The weak characteristic X-ray signals that smaller numbers of atoms produce have so far been the limiting factor. “We’ve been looking all along for ways to image systems containing fewer atoms,” said Saw Wai Hla, a scientist at Argonne National Laboratory and physics professor at Ohio University. “Atoms can be routinely imaged with scanning probe microscopes, but without X-rays, you cannot tell what they are made of”” Recently, he added: “Now we can determine exactly what type it is one atom at a time and simultaneously measure its chemical state.”
To overcome this physical barrier, Hla et al. used a custom-built X-ray synchrotron located within the Center for Nanoscale Materials (CNM) at Argonne National Laboratory (ANL).
Elemental fingerprints
To demonstrate their method, the authors characterized radiation patterns arising from an iron atom and a terbium atom.
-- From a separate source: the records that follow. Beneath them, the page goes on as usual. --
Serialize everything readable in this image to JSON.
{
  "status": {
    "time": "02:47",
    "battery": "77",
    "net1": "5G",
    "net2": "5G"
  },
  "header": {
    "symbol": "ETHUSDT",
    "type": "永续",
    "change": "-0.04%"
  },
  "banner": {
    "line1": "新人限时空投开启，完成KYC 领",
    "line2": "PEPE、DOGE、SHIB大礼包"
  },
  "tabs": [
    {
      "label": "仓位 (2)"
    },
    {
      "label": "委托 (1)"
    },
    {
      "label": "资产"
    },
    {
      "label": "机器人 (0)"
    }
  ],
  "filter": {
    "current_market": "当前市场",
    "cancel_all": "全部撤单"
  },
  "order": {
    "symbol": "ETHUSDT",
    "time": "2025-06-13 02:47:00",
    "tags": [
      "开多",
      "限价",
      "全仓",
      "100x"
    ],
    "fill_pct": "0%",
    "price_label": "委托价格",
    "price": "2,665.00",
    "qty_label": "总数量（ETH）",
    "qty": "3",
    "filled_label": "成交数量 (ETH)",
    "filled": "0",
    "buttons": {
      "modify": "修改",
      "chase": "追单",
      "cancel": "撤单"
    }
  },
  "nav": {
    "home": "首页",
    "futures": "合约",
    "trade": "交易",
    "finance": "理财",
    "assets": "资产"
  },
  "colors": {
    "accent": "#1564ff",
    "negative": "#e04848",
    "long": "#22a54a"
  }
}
The authors equipped classical X-raying facilities with a specific detector system based on conventional design principles, including a special rod made from hard metal situated directly near the object being studied.
The rod, being in close proximity to the sample, captured excited electrons generated during the scan. Experts call this method Spectroscopic Synchrotron Scanning Tunnelling Microscopy (SX-STM). Atoms’ energy levels are characteristic of their core physical attributes, thereby serving as unique elemental “fingerprint”s” that enables atom identification.
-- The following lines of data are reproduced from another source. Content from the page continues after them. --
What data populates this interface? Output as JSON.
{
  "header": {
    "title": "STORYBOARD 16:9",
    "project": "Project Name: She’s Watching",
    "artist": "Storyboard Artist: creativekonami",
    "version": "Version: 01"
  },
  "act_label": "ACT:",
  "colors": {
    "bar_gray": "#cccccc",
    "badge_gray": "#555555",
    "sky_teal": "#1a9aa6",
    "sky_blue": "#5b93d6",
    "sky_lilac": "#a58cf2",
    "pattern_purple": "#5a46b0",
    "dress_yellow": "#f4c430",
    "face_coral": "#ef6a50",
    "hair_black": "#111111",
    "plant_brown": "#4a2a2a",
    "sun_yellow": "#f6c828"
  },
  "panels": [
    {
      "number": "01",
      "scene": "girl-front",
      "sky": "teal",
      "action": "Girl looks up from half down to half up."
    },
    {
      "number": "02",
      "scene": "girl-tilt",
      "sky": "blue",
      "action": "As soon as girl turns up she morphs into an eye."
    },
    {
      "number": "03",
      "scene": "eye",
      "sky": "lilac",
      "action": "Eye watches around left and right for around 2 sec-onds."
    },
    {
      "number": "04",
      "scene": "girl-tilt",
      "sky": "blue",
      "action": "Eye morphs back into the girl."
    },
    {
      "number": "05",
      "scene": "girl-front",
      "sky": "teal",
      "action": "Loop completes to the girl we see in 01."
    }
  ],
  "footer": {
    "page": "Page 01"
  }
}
Fig. 3. When X-rays (blue) illuminate an iron atom (the red ball at the centre of the molecule), core-level electrons are excited. Subsequent tunnelling of x-ray excited electron to the detector apex (grey) takes place via overlapping atomic and molecular orbitals, which provide elemental and chemical information about the iron atom in this case. Credit: Saw-Wai Hla
“The technique and concept we used in this study have proven to be revolutionary for X-ray science and nanoscale studies,” states Tolu” ope Michael Ajayi, a PhD student and one of the study’s authors. “This could”lead to breakthrough discoveries in research using x-rays to detect or understand single atoms, potentially paving the way for new technology such as quantum information processing or ultra-trace analysis for environmental and medical.” The study added: “Moreover, “these achievements pave the way towards modern materials science instrumentation.”
A rare finding
They then characterized how these atoms behaved upon inclusion into different molecular hosts. “Our observ”tions indicated that terbium atom, a rare-earth metal, remained almost completely isolated without change in its chemical state, but iron changed dramatically with its environment,” he stat”d. Hla explained.
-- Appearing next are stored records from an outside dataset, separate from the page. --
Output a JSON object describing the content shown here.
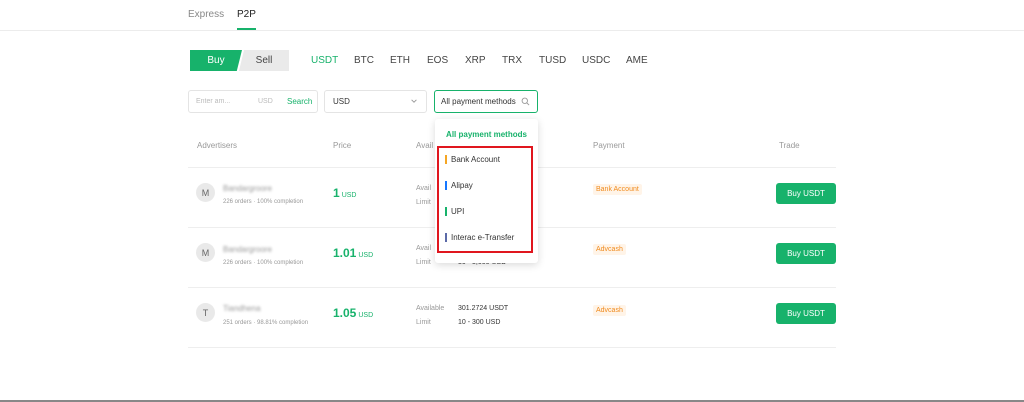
{
  "top_tabs": {
    "express": "Express",
    "p2p": "P2P"
  },
  "trade_toggle": {
    "buy": "Buy",
    "sell": "Sell"
  },
  "coins": [
    "USDT",
    "BTC",
    "ETH",
    "EOS",
    "XRP",
    "TRX",
    "TUSD",
    "USDC",
    "AME"
  ],
  "filters": {
    "amount_placeholder": "Enter am...",
    "amount_unit": "USD",
    "search_label": "Search",
    "currency": "USD",
    "payment": "All payment methods"
  },
  "table_headers": {
    "advertisers": "Advertisers",
    "price": "Price",
    "available": "Avail",
    "payment": "Payment",
    "trade": "Trade"
  },
  "rows": [
    {
      "avatar": "M",
      "name": "Bandargroore",
      "stats": "226 orders · 100% completion",
      "price": "1",
      "currency": "USD",
      "available_label": "Avail",
      "available_value": "",
      "limit_label": "Limit",
      "limit_value": "",
      "payment": "Bank Account",
      "trade": "Buy USDT"
    },
    {
      "avatar": "M",
      "name": "Bandargroore",
      "stats": "226 orders · 100% completion",
      "price": "1.01",
      "currency": "USD",
      "available_label": "Avail",
      "available_value": "",
      "limit_label": "Limit",
      "limit_value": "30 - 5,000 USD",
      "payment": "Advcash",
      "trade": "Buy USDT"
    },
    {
      "avatar": "T",
      "name": "Tiandhena",
      "stats": "251 orders · 98.81% completion",
      "price": "1.05",
      "currency": "USD",
      "available_label": "Available",
      "available_value": "301.2724 USDT",
      "limit_label": "Limit",
      "limit_value": "10 - 300 USD",
      "payment": "Advcash",
      "trade": "Buy USDT"
    }
  ],
  "dropdown": {
    "title": "All payment methods",
    "items": [
      {
        "label": "Bank Account",
        "color": "#f5a623"
      },
      {
        "label": "Alipay",
        "color": "#1677ff"
      },
      {
        "label": "UPI",
        "color": "#17b26b"
      },
      {
        "label": "Interac e-Transfer",
        "color": "#5b6aa8"
      }
    ]
  },
  "colors": {
    "accent": "#17b26b",
    "highlight": "#e0161e",
    "badge_text": "#f08a1c"
  }
}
Many fields have applications for this brand-new knowledge. Terbium, a rare earth metal used in common appliances and advanced technologies, now allows scientists to observe how its chemical properties change with environmental conditions. This discovery opens up more utilization possibilities.
Moreover, the team developed an innovative methodology known as X-ray excited resonance tunnelling (X-ERT). This technique uses synchrotron X-rays to identify single molecular orbital orientations on a material surface.